If anything, Unicode should have had more disambiguated characters. Han unification was a mistake, and lower case dotted Turkish i and upper case dotless Turkish I should exist so that toUpper and toLower didn't need to know/guess at a locale to work correctly.
And that's where it went off the rails into lala land. 'a' can have all kinds of distinct meanings. How are you going to make that work? It's hopeless.
a) it's a bullet point
b) a+b means a is a variable
c) apple means a means the sound "aaaah"
d) ape means a means the sound "aye"
e) 0xa means a means "10"
f) "a" on my test paper means I did well on it
g) grade "a" means I bought the good bolts
h) "achtung" means it's a German "a"
I didn't need 8 different Unicode characters. And so on.
But these characters only look identical in some fonts. Are you saying that if you change font, some characters in a string should change appearance and others should not?
And what about the round-trip rule?
And ligatures?
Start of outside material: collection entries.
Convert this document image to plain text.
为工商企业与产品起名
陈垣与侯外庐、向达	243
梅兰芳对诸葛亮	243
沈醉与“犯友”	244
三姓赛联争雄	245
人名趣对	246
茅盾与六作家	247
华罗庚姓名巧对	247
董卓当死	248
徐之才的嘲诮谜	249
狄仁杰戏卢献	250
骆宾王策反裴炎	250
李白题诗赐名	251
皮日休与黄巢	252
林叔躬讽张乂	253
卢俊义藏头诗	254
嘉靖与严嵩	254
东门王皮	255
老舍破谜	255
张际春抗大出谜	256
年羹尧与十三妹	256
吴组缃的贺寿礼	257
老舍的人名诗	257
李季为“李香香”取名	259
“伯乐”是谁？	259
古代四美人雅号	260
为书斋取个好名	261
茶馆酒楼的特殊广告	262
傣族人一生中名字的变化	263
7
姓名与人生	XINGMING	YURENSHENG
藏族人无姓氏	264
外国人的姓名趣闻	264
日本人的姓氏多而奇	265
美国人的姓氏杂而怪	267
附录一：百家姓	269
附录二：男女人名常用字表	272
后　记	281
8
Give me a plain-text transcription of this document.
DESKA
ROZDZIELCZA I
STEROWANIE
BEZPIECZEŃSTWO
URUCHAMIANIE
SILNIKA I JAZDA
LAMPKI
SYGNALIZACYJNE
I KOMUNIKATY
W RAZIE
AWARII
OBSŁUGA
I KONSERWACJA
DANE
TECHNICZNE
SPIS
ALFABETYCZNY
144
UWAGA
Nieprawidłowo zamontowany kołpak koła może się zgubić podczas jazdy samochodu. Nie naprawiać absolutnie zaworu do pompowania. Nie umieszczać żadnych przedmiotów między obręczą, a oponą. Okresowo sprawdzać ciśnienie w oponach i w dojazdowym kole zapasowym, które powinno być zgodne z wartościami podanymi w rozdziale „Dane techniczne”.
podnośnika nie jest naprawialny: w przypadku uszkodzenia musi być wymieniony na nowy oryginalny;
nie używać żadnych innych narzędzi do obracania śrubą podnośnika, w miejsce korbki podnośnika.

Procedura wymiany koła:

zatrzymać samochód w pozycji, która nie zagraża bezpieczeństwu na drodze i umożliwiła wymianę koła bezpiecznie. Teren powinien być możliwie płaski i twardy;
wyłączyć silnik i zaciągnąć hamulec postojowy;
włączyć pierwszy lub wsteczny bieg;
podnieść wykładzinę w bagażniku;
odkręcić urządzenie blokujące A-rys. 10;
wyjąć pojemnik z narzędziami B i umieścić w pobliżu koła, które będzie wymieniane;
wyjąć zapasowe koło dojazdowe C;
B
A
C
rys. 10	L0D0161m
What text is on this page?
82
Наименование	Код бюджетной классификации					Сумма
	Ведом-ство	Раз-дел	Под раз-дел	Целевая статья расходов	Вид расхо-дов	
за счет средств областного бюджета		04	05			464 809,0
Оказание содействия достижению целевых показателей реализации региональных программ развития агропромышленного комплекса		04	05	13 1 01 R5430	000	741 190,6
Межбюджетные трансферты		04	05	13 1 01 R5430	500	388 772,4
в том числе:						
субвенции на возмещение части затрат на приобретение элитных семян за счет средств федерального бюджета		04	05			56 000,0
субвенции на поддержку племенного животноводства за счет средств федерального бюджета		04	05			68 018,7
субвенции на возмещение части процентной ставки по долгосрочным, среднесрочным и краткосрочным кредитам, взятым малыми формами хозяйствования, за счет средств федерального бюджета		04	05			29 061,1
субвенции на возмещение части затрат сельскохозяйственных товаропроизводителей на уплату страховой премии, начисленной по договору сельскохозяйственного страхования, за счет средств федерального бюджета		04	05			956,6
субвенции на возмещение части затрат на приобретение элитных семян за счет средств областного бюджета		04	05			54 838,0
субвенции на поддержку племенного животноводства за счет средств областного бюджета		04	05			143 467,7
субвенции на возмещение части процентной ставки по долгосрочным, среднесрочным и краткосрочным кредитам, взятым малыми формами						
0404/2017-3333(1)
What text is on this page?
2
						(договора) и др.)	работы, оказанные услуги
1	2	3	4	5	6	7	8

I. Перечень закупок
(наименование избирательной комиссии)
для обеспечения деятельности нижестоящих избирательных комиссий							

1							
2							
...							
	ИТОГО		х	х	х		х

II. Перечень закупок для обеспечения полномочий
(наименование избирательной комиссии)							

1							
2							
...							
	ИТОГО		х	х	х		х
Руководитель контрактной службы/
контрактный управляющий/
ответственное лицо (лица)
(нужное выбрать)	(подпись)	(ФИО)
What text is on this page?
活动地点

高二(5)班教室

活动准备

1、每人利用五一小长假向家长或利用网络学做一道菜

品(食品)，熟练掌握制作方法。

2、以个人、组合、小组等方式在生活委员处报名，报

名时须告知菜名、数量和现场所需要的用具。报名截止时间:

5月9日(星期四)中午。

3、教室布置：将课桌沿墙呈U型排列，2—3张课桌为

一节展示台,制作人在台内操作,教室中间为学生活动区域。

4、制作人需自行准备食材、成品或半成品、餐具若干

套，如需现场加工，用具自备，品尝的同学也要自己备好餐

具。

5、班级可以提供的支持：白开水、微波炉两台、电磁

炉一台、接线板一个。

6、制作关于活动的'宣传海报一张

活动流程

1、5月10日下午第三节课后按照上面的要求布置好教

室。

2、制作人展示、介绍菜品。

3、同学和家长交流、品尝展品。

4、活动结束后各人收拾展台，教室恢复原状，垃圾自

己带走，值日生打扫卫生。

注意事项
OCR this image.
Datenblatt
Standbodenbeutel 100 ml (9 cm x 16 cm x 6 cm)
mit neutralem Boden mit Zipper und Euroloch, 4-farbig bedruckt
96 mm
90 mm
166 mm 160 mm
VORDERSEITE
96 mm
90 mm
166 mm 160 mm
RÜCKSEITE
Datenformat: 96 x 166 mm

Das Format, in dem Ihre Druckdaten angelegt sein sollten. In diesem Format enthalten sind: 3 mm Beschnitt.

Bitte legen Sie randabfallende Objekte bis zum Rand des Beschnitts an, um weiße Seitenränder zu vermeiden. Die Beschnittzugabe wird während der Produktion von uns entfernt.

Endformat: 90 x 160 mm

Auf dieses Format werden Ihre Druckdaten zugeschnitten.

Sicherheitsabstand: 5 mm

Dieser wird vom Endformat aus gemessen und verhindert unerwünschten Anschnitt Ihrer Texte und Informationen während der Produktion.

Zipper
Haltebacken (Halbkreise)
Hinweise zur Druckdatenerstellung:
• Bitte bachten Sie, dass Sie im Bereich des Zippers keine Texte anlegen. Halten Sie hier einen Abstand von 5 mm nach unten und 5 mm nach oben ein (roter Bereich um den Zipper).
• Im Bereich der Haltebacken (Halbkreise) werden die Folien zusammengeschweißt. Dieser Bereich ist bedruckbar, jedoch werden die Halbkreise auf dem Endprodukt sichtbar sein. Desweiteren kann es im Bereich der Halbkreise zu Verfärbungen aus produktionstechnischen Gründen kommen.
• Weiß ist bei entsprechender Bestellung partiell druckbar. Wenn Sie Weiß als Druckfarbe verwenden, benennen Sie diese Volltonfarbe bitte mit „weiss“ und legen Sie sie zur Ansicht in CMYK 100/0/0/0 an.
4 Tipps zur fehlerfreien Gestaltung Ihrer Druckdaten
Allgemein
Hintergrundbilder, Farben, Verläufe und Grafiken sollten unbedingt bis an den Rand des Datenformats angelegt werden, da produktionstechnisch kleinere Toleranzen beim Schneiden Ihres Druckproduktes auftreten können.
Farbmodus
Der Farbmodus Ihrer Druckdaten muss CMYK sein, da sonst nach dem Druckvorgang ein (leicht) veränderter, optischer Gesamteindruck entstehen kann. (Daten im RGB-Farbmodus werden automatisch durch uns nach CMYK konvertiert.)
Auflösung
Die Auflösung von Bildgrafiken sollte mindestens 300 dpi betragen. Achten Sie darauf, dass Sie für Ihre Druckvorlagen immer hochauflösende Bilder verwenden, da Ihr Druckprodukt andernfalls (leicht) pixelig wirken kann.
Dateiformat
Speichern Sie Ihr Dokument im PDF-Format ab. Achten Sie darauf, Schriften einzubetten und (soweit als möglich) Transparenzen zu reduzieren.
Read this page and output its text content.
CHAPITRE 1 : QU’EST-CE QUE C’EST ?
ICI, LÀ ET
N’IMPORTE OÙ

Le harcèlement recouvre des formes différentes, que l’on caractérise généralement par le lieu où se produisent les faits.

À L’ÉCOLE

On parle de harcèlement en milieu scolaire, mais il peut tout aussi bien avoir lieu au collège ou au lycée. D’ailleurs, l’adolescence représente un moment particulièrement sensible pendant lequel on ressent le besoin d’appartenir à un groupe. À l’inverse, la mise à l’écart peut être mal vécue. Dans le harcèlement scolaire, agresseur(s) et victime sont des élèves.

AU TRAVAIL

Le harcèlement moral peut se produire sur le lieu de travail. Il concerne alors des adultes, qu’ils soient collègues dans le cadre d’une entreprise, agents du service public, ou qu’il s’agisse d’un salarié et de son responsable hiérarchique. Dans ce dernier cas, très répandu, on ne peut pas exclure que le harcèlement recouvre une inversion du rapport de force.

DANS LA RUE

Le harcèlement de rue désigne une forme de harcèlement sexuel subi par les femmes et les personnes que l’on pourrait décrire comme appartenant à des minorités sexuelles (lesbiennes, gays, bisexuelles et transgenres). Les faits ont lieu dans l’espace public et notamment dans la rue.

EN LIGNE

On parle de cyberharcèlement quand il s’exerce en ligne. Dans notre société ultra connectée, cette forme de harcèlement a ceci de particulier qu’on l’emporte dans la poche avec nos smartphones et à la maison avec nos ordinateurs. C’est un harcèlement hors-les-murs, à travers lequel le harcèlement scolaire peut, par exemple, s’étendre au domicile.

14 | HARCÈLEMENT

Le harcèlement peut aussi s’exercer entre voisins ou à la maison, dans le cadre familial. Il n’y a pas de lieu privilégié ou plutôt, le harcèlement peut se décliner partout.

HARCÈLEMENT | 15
Aren't those a semantic distinction?
I don't think that would help much. There are also characters which are similar but not the same and I don't think humans can spot the differences unless they are actively looking for them which most of the time people are not. If only one of two glyphs which are similar appear in the text nobody would likely notice, expectation bias will fuck you over.
Fraktur (font) and italic (rendering) are in the Unicode standard, although Hackernews will not render them. (I suspect that the Hackernews software filters out the nuttier Unicode stuff.)